Each week on GolfChannel.com, we’ll examine which players’ stocks and trends are rising and falling in the world of golf.
DJ (+9%): That his long-awaited major breakthrough was accompanied by drama, distractions and adversity only made it sweeter. At long last, Johnson will have a positive memory to drawn upon the next time he’s in contention to win a major (which should be very, very soon).
PGA Tour players (+6%): Nothing galvanizes notoriously selfish players like a USGA rules farce. Now that the kid gloves have come off, it’d surprise little if a blue-blazer bashing became the norm at the U.S. Open.
Sergio (+4%): With another high finish at Oakmont, Garcia seems most likely to follow DJ’s lead and shed the label of best player not to win a major, perhaps as soon as Royal Troon.
Lee Westwood (+3%): Yes, he closed with 80 and added another layer of major-championship scar tissue, but he was one of the unsung heroes on Sunday – protecting Johnson and the rest of the field against what he said was not a penalty, then scolding the USGA for interrupting the flow of the final round and causing an unnecessary distraction. Respect.
Jon Rahm (+1%): The only amateur to make the cut at the Oakmont Open, he played solidly the rest of the way for a T-23 finish. This kid is a future top-five player, and his pro career begins this week at the Quicken Loans.
Shane Lowry and Andrew Landry (-1%): How difficult is it to win your first major? The final group combined to strike the ball 154 times on Sunday.

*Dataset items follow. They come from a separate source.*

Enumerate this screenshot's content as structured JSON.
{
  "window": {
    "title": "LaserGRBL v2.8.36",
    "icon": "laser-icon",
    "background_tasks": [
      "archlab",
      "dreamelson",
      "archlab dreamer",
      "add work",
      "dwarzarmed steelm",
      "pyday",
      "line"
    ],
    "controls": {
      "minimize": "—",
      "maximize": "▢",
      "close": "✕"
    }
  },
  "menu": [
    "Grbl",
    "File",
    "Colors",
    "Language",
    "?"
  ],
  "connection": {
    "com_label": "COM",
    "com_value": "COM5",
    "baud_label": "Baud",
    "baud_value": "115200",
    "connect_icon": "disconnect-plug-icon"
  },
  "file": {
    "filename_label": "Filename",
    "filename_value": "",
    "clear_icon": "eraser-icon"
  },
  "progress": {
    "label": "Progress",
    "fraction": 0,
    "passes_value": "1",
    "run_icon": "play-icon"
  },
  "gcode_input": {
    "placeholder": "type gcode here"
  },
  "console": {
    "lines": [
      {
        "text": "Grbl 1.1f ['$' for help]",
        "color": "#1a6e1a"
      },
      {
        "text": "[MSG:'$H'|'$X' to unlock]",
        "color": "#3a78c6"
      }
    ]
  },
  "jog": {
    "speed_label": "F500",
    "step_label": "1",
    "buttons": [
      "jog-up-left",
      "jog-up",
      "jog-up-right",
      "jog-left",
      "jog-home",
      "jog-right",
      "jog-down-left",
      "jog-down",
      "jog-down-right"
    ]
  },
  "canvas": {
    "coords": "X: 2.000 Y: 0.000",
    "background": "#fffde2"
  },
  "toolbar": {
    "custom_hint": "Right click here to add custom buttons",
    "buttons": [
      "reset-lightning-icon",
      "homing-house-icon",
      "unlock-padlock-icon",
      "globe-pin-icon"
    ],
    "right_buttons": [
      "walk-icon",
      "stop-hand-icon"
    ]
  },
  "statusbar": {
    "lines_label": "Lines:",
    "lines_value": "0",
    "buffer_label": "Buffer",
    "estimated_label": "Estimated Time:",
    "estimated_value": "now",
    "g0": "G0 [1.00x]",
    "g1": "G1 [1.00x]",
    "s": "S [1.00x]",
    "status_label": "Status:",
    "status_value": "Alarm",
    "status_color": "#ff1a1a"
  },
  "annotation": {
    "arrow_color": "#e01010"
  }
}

Rory (-2%): His opening 77 at rain-softened Oakmont was the week’s biggest surprise, and then he compounded his mistakes by blowing out of town without talking to the media.
Rickie and Phil (-4%): Pop quiz: Who are the ONLY players in the top 50 who have missed the cut in the Masters, Players and U.S. Open? That’s right, these two.
USGA’s priorities (-7%): So they’re "protecting the integrity of the competition" by pencil-whipping a guy whose ball moved maybe an eighth of an inch, but they continue to promote insane green speeds and have done nothing to stop 400-yard drives. Got it.
USGA’s actions (-10%): After his charges royally botched the Johnson ruling (and then vehemently denied they did anything wrong), Mike Davis, head of the USGA, asked golf fans for a “mulligan” – ironic, of course, because after reviewing all of the convoluted decisions and lawyer-speak in the Rules of Golf … hmm … nope, sorry, it appears mulligans are not allowed. Add a stroke – or 10.